The recession (and perhaps more than a little hubris) led to JOE’s retreat from the real estate development business. Throughout 2006, it became apparent that the market for second homes in Florida was receding like a Gulf tide. Just like many of its customers, the St Joe Company had become addicted to luxury beach homes built on lots that, when they were released, attracted so many purchasers that they were sold out in a few hours. Lucky owners saw their beautifully serviced home sites, situated in expertly-designed communities, rise rapidly in value long before a home plan was approved by JOE’s fastidious design board. Property speculation flourished as cheap money and ‘creative’ lending practices, underpinned by helpful capital gains rules, enabled everyone to ‘play the market’ by buying and flipping lots before any construction costs were incurred.
Then things changed. Lot owners, fearing a ‘market adjustment’ and keen to ‘cash out’, found they had to compete for purchasers for the first time in many years. Worse still, prices began to soften just as the supply of new lots reached its peak. At the St Joe Company, construction was slowed – but not fast enough to keep pace with plummeting sales receipts. The company began a lengthy correction that has lasted four years, closing down all development activity, outsourcing resort management, cutting staffing to the bone and transforming itself for the second time in a decade; this time into a wholesaler of land.

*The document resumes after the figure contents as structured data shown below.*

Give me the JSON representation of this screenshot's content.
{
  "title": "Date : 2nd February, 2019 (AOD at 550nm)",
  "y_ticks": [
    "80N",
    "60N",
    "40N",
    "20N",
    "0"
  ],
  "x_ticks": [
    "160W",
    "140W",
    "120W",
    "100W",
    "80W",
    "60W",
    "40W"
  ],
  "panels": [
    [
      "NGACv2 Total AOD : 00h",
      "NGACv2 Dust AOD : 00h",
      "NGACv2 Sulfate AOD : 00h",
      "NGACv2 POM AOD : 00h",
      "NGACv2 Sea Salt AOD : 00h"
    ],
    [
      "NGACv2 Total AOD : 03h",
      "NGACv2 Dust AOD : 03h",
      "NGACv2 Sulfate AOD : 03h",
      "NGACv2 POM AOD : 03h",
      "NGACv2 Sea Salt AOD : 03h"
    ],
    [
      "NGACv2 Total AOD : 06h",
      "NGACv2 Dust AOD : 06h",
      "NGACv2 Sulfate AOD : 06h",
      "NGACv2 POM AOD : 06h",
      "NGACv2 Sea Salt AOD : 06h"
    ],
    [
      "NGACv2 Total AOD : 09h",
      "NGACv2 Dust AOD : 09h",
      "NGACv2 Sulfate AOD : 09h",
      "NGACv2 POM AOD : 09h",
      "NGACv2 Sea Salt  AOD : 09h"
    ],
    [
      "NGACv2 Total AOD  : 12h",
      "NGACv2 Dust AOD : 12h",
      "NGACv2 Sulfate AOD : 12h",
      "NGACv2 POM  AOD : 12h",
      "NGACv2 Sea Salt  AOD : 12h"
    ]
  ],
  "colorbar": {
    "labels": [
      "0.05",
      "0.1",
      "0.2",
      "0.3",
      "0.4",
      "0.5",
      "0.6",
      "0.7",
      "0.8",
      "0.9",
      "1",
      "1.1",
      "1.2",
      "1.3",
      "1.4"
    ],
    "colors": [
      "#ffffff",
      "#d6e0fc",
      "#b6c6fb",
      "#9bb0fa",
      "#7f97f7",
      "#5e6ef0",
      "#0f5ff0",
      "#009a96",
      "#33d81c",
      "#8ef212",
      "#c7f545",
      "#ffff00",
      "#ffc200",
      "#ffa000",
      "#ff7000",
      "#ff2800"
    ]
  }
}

The northwest Florida market for luxury second homes has withered to a shadow of its former self. What the Panhandle needs now, and in large numbers, are jobs and retirees. Hundreds of lots remain vacant awaiting the construction of new homes. We know that the St Joe Company, relying exclusively on the orderly sale of its sub-divided land, will not be building anything, so a new breed of developers will be needed to help unlock value for JOE’s shareholders. And, if the Panhandle is going to be transformed from a seasonal tourist economy to one that is more sustainable, then a core of higher-paying year-round employment is essential.
The new airport is considered by many to be critical to the future of the Panhandle. The formula is simple; cheap flights fill beds at the beach and happy visitors are tomorrow’s residents. Florida’s sun and sugar-sand will always attract individuals and businesses that have grown tired of long grey winters, state income tax and labor laws, so all that’s needed is decent transportation, infrastructure – and relatively cheap, affordable homes.
This last – and vital – component has been missing in recent years and must now be delivered in these straightened times if the financially bruised boomer generation is going to make any kind of economic impact on northwest Florida. JOE is betting that, as the economy improves, retirees will once more head for the sunshine, preferring the natural, more rural, charms of northwest Florida to the crowded beaches further south .
The Airport has been carefully located to provide, among other things, plenty of industrial and commercial land for businesses able to exploit this new transportation hub. There should also be plenty of land for workforce housing, as long as it is priced realistically. Some smart people with equally smart money have made a significant bet that the St Joe Company is perfectly placed to benefit from the economic growth that the new airport is expected to generate. It’s going to be intriguing to see, therefore, whether Northwest Florida International Beaches Airport proves to be the ‘inducer’ that changes the face of Florida’s last quiet coastline or an expensive flop with a tongue-twisting name.